One of the most important steps that you can take to keep your kids' drug free is to remain actively involved in their lives. Bored children or those who don't feel a sense of belonging, are at an increased risk of becoming involved in drug use. Although children may not always act like they want you around, they are usually appreciative of your involvement. Children will seek acceptance, be sure that they get it at home rather than from a group of inappropriate friends.

Talk It Out

Talk to your kids about drug abuse and start when they are young. Children are exposed to drugs earlier than those of a generation ago - if you wait until they are teenagers, chances are that they have already been approached to try drugs. Arm them with the knowledge that drugs are harmful to their health, both physical and emotional, and encourage them to come to you with their questions and concerns.

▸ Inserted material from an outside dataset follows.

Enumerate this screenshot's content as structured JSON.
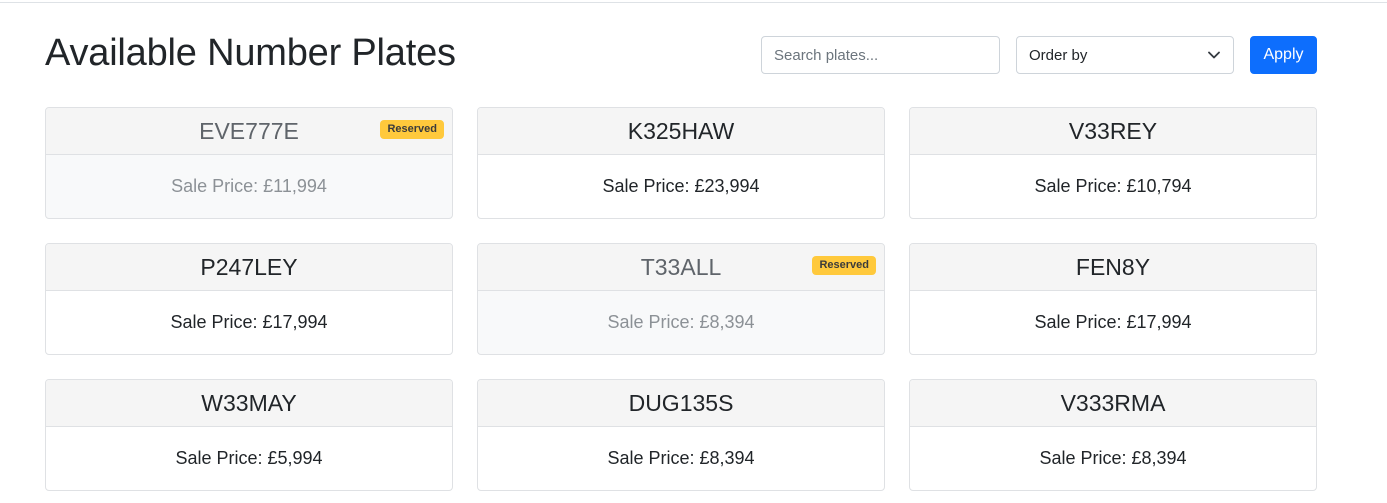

In addition to talking specifically about drug use and abuse, talk about feelings, stress, peer pressure, and healthy ways to deal with difficult emotions. Children who have a healthy outlet for their feelings will be less inclined to seek artificial ways to relieve stress and gain peer acceptance.

Make It Your Business

Although teenagers can sometimes resent what they see as intrusiveness by their parents, it is your right and responsibility to know what your children are doing. Make it a point to know your children's friends and keep in contact with other parents. Allow your children to attend parties only when there will be adult supervision and don't be afraid to check with other parents to see that what the kids say will be happening is the truth. Teens, by their very nature, will test their limits; you have to keep a close eye out to be sure that they don't run into more trouble than they can handle.

Set the Rules

As parents, we sometimes must set rules that our children will find objectionable. Sometimes, they will even dislike us for setting and enforcing those rules. As difficult as it can be to be at odds with our children, it is our responsibility to look out for their best interests and keep them safe. Make it clear that drug use is not acceptable and establish consequences for disobedience. You don't always have to be popular with your children, but you do have to be responsible for them.

Keep Them Busy

Encourage your children to get involved with sports and other extracurricular activities. Children who have busy lives filled with productive activities are far less likely to experiment with drugs than their less involved peers. Athletics, theatre, art, and music are all good choices.

Lead By Example

Kids learn by listening, but they learn more by watching. Be sure that you set a good example for your children by living a drug free life. If your children see you using drugs to relieve stress or cope with everyday aches and pains, they will see this as normal behaviour and will be likely to behave in a similar fashion. Illegal drugs need to be off limits, of course, but be cautious about using prescription or over-the-counter medications, too. Telling your children that there are healthier ways to deal with stress than by taking drugs, but then habitually taking a sleeping tablet to help you unwind at night sends a mixed message. Be careful about the example that you set for your children.